The simpler the agent, the simpler the harness. But “no harness” means no visibility into what the agent did and no recovery when it fails. That may be acceptable in a prototype. It is not acceptable when the output reaches a customer or changes a business system.
Which harness framework should I use?
The framework matters less than the coverage. Whether you build on LangGraph, CrewAI, a custom loop, or a well-structured script, the six components need to be present.
Evaluate frameworks on tool control, eval loops, observability, failure recovery, state management, and human approval flows. Not feature count.

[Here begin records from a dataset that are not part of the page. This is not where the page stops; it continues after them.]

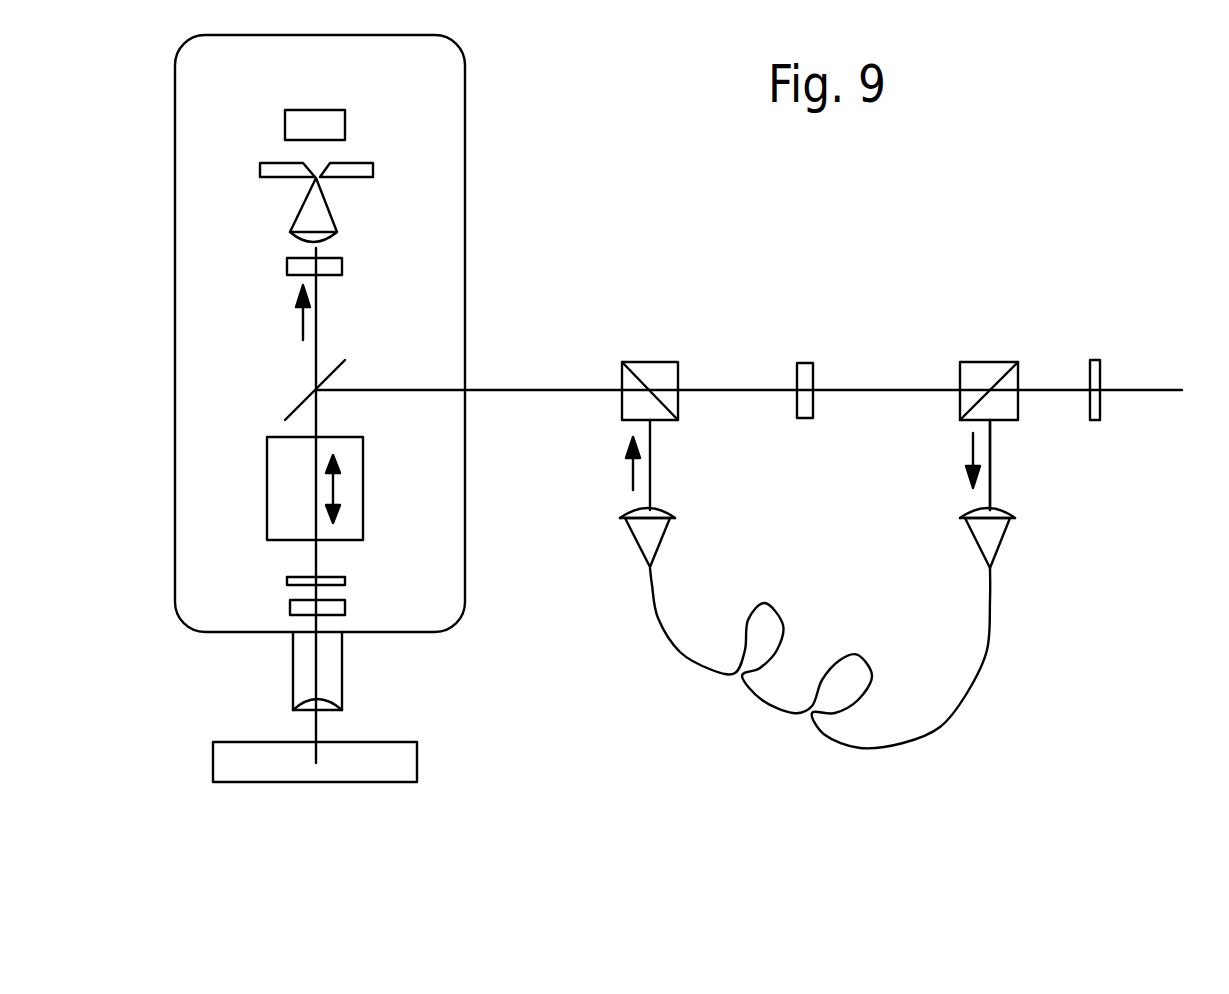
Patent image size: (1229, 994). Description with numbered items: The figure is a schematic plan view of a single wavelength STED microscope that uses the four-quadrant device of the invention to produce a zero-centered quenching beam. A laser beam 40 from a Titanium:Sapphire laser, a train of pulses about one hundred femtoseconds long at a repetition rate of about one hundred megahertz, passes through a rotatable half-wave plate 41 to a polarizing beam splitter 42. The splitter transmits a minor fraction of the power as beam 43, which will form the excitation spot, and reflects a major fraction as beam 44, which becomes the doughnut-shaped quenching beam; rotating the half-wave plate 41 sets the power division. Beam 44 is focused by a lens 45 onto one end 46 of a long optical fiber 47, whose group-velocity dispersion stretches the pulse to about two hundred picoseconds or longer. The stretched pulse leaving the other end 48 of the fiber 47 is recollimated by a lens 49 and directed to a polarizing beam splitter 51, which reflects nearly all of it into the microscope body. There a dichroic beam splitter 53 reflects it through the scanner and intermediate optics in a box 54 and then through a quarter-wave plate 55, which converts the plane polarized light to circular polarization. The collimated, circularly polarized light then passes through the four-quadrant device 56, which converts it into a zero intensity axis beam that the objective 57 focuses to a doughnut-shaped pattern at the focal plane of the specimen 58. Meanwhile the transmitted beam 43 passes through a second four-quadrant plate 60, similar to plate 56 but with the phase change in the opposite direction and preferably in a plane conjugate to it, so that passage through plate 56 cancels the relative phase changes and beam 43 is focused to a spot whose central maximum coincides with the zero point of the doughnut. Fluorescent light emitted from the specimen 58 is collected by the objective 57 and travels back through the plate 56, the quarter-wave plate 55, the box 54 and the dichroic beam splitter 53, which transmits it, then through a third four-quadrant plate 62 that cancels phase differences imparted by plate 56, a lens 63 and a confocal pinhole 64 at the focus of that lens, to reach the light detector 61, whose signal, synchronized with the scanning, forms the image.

The laser beam 40 is at (1152, 383).
The rotatable half-wave plate 41 is at (1095, 353).
The polarizing beam splitter 42 is at (1005, 356).
The beam 43 is at (853, 386).
The beam 44 is at (993, 462).
The lens 45 is at (1012, 505).
The end of optical fiber 46 is at (995, 573).
The long optical fiber 47 is at (943, 723).
The end of optical fiber 48 is at (644, 570).
The lens 49 is at (672, 505).
The polarizing beam splitter 51 is at (668, 356).
The dichroic beam splitter 53 is at (337, 363).
The box 54 is at (357, 432).
The quarter-wave plate 55 is at (345, 577).
The four-quadrant device 56 is at (345, 608).
The objective 57 is at (342, 668).
The specimen 58 is at (417, 755).
The second four-quadrant plate 60 is at (803, 357).
The light detector 61 is at (335, 108).
The third four-quadrant plate 62 is at (338, 280).
The lens 63 is at (338, 230).
The confocal pinhole 64 is at (363, 160).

How do I know if my harness is good enough?
Run the three diagnostic questions:
Can you replay decisions?
Can you handle failures gracefully?
Can you name which actions require human approval?
If yes, you are in reasonable shape. If not, the harness is the next thing to build before shipping the next agent.
What is the minimum viable harness?
Tool execution validation, basic observability, and a defined failure path.
Those three catch the most common production failures. Add eval loops, persistent memory, and human-in-the-loop controls as the agent gets closer to customers, revenue, contracts, or internal systems.
Is the harness part of the agent or separate infrastructure?
Both. Conceptually, it is the operating layer around the agent. Practically, it may be spread across orchestration code, logging, eval systems, permissioning, queues, workflow tools, and human review interfaces.
The important part is not where it lives. The important part is that it exists.